Related
I'm working on simple program that counts total number of special units through n number of players.
I have documents similar to this (simplified), where array rosterUnits could be of length 0 to 7. There is a total of 7 special units. I need to know how many of each unit players have in roster.
{
{
_id: ObjectId(...),
member: {
rosterUnits: [ "Unit1", "Unit2", "Unit3", "Unit4"]
}
},
{
_id: ObjectId(...),
member: {
rosterUnits: [ "Unit1", "Unit3"]
}
},
...
}
Expected result would be something like this:
{
_id: ...
result: [
{
name: "Unit1"
count: 2
},
{
name: "Unit2"
count: 1
},
{
name: "Unit3"
count: 2
},
...
{
name: "Unit7"
count: 0
}
]
}
How do I achieve this using aggregate pipeline?
EDIT (2/7/2023)
Excuse me everyone, I thought I provided enough details here but...
Documents are very big and pipeline until this stage is very long.
I wanted to spare you the trouble with the documents
I have guild with up to 50 players. I search for guild then $unwind members of guild and $lookup into members to get member.rosterUnit(s).

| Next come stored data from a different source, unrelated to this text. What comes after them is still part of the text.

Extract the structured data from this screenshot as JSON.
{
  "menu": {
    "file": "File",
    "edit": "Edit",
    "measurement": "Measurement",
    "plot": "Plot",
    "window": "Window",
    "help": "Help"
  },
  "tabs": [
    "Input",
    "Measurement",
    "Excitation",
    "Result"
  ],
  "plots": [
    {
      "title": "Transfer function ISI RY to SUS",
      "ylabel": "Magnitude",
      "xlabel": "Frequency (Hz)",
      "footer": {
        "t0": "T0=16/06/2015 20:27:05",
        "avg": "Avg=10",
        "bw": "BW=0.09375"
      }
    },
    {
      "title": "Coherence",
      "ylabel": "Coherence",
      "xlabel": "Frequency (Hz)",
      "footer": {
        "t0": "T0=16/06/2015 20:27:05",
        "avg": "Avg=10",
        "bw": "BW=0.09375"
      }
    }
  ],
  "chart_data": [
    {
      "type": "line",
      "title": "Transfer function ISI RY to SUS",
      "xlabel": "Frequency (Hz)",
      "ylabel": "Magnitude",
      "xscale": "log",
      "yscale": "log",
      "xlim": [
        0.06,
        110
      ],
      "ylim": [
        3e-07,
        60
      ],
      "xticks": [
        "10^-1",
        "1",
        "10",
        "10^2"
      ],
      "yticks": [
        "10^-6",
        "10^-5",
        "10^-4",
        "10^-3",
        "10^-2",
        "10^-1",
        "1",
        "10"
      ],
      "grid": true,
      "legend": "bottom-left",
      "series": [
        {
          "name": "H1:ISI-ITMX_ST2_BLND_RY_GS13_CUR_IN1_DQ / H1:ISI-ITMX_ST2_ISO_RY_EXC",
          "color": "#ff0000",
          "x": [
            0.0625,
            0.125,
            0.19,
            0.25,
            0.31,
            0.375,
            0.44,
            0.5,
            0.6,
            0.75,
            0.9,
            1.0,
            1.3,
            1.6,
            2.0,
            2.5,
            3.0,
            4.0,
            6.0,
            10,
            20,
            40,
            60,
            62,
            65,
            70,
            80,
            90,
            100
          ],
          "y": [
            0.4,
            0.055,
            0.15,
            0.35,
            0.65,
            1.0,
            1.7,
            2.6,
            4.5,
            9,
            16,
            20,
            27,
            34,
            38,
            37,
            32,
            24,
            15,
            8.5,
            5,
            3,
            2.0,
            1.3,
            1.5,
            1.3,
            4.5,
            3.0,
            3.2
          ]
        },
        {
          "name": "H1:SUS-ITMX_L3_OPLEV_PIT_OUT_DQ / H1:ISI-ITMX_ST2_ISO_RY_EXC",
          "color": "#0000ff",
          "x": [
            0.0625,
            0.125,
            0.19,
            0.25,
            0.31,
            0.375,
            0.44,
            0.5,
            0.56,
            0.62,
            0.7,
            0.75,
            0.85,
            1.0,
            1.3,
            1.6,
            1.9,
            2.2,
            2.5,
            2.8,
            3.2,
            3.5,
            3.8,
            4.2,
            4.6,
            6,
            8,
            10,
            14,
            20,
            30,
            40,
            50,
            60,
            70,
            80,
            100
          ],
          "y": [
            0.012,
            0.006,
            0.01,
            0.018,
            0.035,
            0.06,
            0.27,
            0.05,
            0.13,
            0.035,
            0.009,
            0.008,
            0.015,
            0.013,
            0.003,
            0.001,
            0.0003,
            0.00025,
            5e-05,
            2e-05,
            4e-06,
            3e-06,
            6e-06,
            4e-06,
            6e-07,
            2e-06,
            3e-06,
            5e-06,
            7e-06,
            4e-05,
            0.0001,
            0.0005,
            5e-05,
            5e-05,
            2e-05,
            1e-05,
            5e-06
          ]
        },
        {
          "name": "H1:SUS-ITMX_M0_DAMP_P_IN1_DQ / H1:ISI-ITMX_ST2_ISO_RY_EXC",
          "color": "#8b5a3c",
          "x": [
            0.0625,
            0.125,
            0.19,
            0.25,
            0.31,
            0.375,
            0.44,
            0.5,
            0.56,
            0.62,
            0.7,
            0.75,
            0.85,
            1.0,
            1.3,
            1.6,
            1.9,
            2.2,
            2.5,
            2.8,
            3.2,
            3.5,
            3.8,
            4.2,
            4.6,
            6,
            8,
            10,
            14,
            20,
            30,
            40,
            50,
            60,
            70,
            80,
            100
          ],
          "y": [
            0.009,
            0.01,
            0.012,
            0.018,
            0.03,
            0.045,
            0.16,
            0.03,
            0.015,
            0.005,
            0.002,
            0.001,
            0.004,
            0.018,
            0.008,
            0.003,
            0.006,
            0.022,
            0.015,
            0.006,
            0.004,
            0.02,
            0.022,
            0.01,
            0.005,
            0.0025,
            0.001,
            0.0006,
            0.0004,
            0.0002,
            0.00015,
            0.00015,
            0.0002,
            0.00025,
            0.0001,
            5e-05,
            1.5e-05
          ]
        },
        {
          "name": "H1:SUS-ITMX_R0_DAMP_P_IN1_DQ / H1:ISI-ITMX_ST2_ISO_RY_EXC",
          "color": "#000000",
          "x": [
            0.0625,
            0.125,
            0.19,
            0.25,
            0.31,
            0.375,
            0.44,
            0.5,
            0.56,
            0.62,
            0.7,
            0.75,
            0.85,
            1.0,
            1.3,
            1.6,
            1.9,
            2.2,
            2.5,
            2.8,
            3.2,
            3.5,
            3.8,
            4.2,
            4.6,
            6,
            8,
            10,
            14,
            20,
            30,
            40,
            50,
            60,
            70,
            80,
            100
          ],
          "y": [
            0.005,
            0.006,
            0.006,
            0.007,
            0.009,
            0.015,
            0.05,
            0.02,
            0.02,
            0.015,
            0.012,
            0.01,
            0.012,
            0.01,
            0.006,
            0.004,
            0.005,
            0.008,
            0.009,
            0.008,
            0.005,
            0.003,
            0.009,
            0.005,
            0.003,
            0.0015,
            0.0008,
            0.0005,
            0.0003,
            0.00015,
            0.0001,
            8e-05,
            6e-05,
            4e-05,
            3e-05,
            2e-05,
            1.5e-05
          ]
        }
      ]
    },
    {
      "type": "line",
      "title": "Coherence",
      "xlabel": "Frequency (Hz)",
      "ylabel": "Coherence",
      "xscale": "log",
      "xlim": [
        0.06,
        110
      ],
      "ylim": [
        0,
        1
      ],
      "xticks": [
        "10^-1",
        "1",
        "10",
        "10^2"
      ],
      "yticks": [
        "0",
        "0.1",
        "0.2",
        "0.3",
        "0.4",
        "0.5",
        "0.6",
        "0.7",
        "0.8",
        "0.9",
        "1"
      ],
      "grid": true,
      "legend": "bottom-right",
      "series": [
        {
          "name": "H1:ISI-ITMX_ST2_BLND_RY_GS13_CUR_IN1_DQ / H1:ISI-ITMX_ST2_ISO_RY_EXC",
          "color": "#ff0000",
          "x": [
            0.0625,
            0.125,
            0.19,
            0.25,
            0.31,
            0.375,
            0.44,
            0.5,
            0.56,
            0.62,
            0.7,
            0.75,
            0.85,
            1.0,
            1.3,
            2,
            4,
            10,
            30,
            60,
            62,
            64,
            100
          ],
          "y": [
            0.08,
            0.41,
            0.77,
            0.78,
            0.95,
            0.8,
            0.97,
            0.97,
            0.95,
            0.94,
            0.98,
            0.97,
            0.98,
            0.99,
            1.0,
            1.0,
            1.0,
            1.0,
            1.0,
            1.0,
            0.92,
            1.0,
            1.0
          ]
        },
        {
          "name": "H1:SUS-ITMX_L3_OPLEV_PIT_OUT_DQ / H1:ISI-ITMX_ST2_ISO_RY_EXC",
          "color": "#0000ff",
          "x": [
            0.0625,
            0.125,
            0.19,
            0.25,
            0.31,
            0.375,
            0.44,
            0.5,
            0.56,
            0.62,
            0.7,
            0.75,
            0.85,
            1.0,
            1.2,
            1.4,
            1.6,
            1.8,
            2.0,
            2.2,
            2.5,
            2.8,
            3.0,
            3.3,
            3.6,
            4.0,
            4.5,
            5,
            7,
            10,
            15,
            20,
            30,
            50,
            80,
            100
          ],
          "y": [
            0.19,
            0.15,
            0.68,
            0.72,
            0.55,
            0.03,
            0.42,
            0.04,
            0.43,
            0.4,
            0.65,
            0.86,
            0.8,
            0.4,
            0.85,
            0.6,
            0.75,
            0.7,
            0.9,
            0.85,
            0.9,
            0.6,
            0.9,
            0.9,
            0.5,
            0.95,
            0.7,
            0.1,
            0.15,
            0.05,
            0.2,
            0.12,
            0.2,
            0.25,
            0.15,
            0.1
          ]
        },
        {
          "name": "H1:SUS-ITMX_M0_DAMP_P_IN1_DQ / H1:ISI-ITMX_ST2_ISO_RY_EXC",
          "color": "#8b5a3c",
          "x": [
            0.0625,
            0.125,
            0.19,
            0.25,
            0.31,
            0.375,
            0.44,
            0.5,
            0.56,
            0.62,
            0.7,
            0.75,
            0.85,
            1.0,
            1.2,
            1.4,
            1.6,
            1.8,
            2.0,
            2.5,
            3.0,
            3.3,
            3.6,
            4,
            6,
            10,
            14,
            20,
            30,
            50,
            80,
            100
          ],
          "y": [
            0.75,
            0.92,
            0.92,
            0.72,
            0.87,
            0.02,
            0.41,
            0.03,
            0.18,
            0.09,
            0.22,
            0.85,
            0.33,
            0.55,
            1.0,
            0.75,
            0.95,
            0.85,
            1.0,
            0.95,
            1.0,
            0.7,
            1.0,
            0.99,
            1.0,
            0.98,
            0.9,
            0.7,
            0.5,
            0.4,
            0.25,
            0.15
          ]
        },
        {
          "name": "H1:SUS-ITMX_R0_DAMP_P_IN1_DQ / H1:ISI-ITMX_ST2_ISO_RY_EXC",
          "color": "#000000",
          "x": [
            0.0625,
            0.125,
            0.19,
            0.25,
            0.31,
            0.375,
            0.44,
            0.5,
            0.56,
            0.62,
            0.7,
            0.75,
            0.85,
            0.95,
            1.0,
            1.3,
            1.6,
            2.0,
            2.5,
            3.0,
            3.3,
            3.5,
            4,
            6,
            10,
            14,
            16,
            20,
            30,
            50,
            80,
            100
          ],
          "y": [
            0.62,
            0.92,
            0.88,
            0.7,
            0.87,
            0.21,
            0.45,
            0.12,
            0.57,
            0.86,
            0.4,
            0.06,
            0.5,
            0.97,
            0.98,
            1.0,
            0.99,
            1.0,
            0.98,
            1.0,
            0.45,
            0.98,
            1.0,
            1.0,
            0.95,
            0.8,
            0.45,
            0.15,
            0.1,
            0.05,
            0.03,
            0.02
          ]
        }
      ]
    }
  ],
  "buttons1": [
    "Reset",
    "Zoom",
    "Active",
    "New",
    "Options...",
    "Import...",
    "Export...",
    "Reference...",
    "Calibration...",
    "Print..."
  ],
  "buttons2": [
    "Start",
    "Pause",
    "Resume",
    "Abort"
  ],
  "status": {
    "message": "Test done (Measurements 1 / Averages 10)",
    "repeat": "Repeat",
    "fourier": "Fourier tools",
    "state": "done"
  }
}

This is a full query I came up with:
db.getCollection('guilds').aggregate([
{ $match: { 'profile.id': 'jrl9Q-_CRDGdMyNjTQH1rQ' } },
//{ $match: { 'profile.id': { $in : ['jrl9Q-_CRDGdMyNjTQH1rQ', 'Tv_j9nhRTgufvH7C7oUYAA']} } },
{ $project: { member: 1, profile: 1 } },
{ $unwind: "$member" },
{
$lookup: {
from: "players",
localField: "member.playerId",
foreignField: "playerId",
pipeline: [
{
$project: {
profileStat: 1,
rosterUnit: {
$let: {
vars: { gls: ["JABBATHEHUTT:SEVEN_STAR", "JEDIMASTERKENOBI:SEVEN_STAR", "GRANDMASTERLUKE:SEVEN_STAR", "LORDVADER:SEVEN_STAR", "GLREY:SEVEN_STAR", "SITHPALPATINE:SEVEN_STAR", "SUPREMELEADERKYLOREN:SEVEN_STAR"], },
in: {
$reduce: {
input: "$rosterUnit",
initialValue: [],
in: {
$cond: {
if: { $gt: [{ $indexOfArray: ["$$gls", "$$this.definitionId"] }, -1] },
then: { $concatArrays: ["$$value", [{ definitionId: "$$this.definitionId", count: 1 }]] },
else: { $concatArrays: ["$$value", []] }
}
},
}
}
}
}
}
}
],
as: "member"
}
},
{
$addFields: {
member: { $arrayElemAt: ["$member", 0] },
gpStats: {
$let: {
vars: { member: { $arrayElemAt: ["$member", 0] } },
in: {
$reduce: {
input: "$$member.profileStat",
initialValue: {},
in: {
characterGp: {
$arrayElemAt: [
"$$member.profileStat.value",
{
$indexOfArray: [
"$$member.profileStat.nameKey",
"STAT_CHARACTER_GALACTIC_POWER_ACQUIRED_NAME"
]
}
]
},
shipGp: {
$arrayElemAt: [
"$$member.profileStat.value",
{
$indexOfArray: [
"$$member.profileStat.nameKey",
"STAT_SHIP_GALACTIC_POWER_ACQUIRED_NAME"
]
}
]
}
}
}
}
}
}
}
},
{
$group: {
_id: "$profile.id",
guildName: { $first: "$profile.name" },
memberCount: { $first: "$profile.memberCount" },
guildGp: { $first: "$profile.guildGalacticPower" },
totalGp: { $sum: { $sum: [{ $toInt: "$gpStats.characterGp" }, { $toInt: "$gpStats.shipGp" }] } },
avgTotalGp: { $avg: { $sum: [{ $toInt: "$gpStats.characterGp" }, { $toInt: "$gpStats.shipGp" }] } },
characterGp: { $sum: { $toInt: "$gpStats.characterGp" } },
shipGp: { $sum: { $toInt: "$gpStats.shipGp" } },
}
}
])
I want to add new field in group with desired result from above.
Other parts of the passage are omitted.